An Empirical Evaluation of Accounting Income Numbers, 1968, Ball & Brown, University of Chicago and University of Western Australia, Journal of Accounting Research
By relating income numbers to stock prices, this paper examines the information content of annual reports.
It starts with two OLS equations and gets their residuals as new information contained in income changes and causing unexpected stock returns. The first equation regresses change in firm j's income on the average change in all other firms' income. The second equation regresses the monthly price relative of firm j minus one on the market's monthly rate of return minus one. The monthly price relative of firm j equals dividend plus closing price divided by opening price. The market's monthly rate of return uses Fisher's computed index.
Table 1: Coefficients of correlation between firm and market income changes
Table 2: First-order autocorrelation of income regression residuals
The paper then computes the Abnormal Performance Index (API) and plots it for three sets of portfolios in Figure 1. The first set is for the positive income forecast errors for the three variables ( net income and EPS for the regression model and EPS for the naive model); the second set is for the negative income forecast errors for the three variables; the third set is a single portfolio consisting of all firms and years in the sample.

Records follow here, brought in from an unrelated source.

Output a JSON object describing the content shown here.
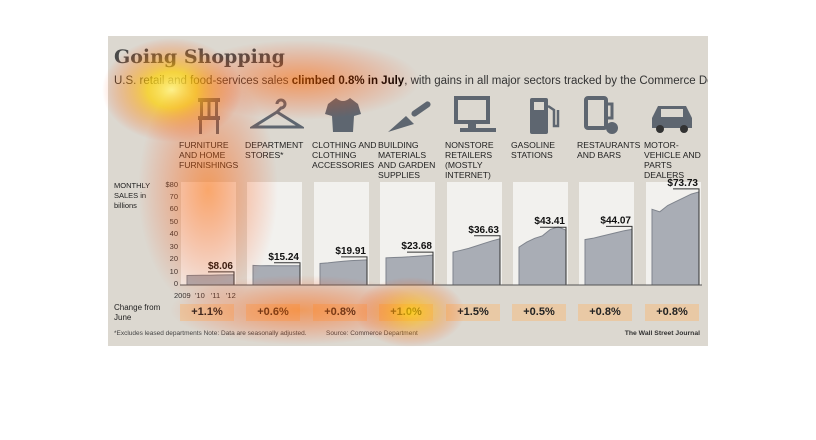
{
  "title": "Going Shopping",
  "subtitle": {
    "before": "U.S. retail and food-services sales ",
    "highlight": "climbed 0.8% in July",
    "after": ", with gains in all major sectors tracked by the Commerce Department."
  },
  "y_axis_title": "MONTHLY SALES in billions",
  "change_title": "Change from June",
  "footnote": "*Excludes leased departments   Note: Data are seasonally adjusted.",
  "source": "Source: Commerce Department",
  "credit": "The Wall Street Journal",
  "colors": {
    "panel": "#f2f1ee",
    "area": "#a9adb5",
    "area_top": "#7f848d",
    "icon": "#5e6670",
    "change_box": "#e9c9a5",
    "heat": "#ff6a00"
  },
  "icons": [
    "chair-icon",
    "hanger-icon",
    "shirt-icon",
    "trowel-icon",
    "computer-icon",
    "gas-pump-icon",
    "beer-mug-icon",
    "car-icon"
  ],
  "chart_data": {
    "type": "area",
    "title": "Going Shopping",
    "ylabel": "MONTHLY SALES in billions",
    "ylim": [
      0,
      80
    ],
    "yticks": [
      "$80",
      "70",
      "60",
      "50",
      "40",
      "30",
      "20",
      "10",
      "0"
    ],
    "xticks": [
      "2009",
      "'10",
      "'11",
      "'12"
    ],
    "series": [
      {
        "name": "FURNITURE AND HOME FURNISHINGS",
        "latest_label": "$8.06",
        "change": "+1.1%",
        "values": [
          7.5,
          7.6,
          7.7,
          7.8,
          7.9,
          8.0,
          8.06
        ]
      },
      {
        "name": "DEPARTMENT STORES*",
        "latest_label": "$15.24",
        "change": "+0.6%",
        "values": [
          15.5,
          15.3,
          15.4,
          15.2,
          15.3,
          15.2,
          15.24
        ]
      },
      {
        "name": "CLOTHING AND CLOTHING ACCESSORIES",
        "latest_label": "$19.91",
        "change": "+0.8%",
        "values": [
          17.0,
          17.5,
          18.2,
          18.8,
          19.3,
          19.6,
          19.91
        ]
      },
      {
        "name": "BUILDING MATERIALS AND GARDEN SUPPLIES",
        "latest_label": "$23.68",
        "change": "+1.0%",
        "values": [
          21.5,
          21.8,
          22.0,
          22.3,
          22.8,
          23.2,
          23.68
        ]
      },
      {
        "name": "NONSTORE RETAILERS (MOSTLY INTERNET)",
        "latest_label": "$36.63",
        "change": "+1.5%",
        "values": [
          26.0,
          27.5,
          29.0,
          31.0,
          33.0,
          35.0,
          36.63
        ]
      },
      {
        "name": "GASOLINE STATIONS",
        "latest_label": "$43.41",
        "change": "+0.5%",
        "values": [
          30.0,
          34.0,
          37.0,
          39.0,
          44.0,
          46.0,
          43.41
        ]
      },
      {
        "name": "RESTAURANTS AND BARS",
        "latest_label": "$44.07",
        "change": "+0.8%",
        "values": [
          36.0,
          37.0,
          38.5,
          40.0,
          41.5,
          43.0,
          44.07
        ]
      },
      {
        "name": "MOTOR-VEHICLE AND PARTS DEALERS",
        "latest_label": "$73.73",
        "change": "+0.8%",
        "values": [
          60.0,
          58.0,
          63.0,
          66.0,
          69.0,
          72.0,
          73.73
        ]
      }
    ]
  }
}
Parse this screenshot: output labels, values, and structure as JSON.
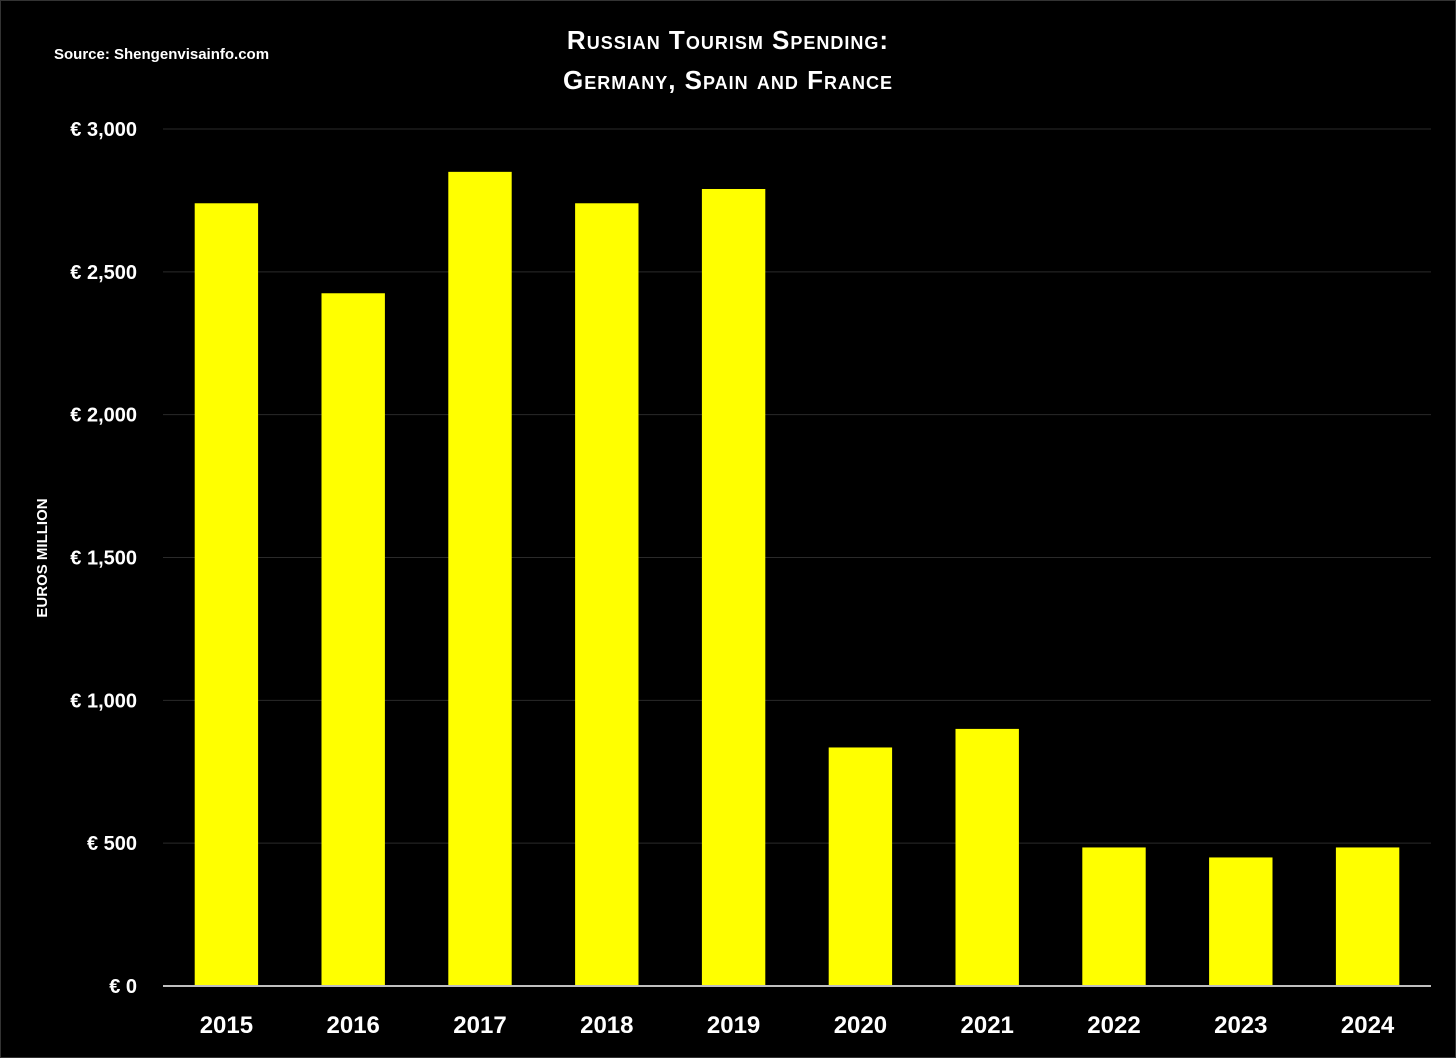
{
  "source": "Source: Shengenvisainfo.com",
  "chart_data": {
    "type": "bar",
    "title_line1": "Russian Tourism Spending:",
    "title_line2": "Germany, Spain and France",
    "xlabel": "",
    "ylabel": "EUROS MILLION",
    "categories": [
      "2015",
      "2016",
      "2017",
      "2018",
      "2019",
      "2020",
      "2021",
      "2022",
      "2023",
      "2024"
    ],
    "values": [
      2740,
      2425,
      2850,
      2740,
      2790,
      835,
      900,
      485,
      450,
      485
    ],
    "ylim": [
      0,
      3000
    ],
    "yticks": [
      0,
      500,
      1000,
      1500,
      2000,
      2500,
      3000
    ],
    "ytick_labels": [
      "€ 0",
      "€ 500",
      "€ 1,000",
      "€ 1,500",
      "€ 2,000",
      "€ 2,500",
      "€ 3,000"
    ],
    "bar_color": "#FFFF00",
    "background_color": "#000000",
    "text_color": "#FFFFFF",
    "grid": true,
    "legend": false
  }
}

The paper then computes the Total Information (0.731), Net Information (0.165) and Income Information (0.081 for variable 1, 0.083 for variable 2 and 0.077 for variable 3) and concludes that 25% information persists, half of which is contained in income reports. It further concludes that only 10% to 15% of the information contained in income reports has not been anticipated by the month of their release and that income reports make up only 20% of all information on the market in the month of their release.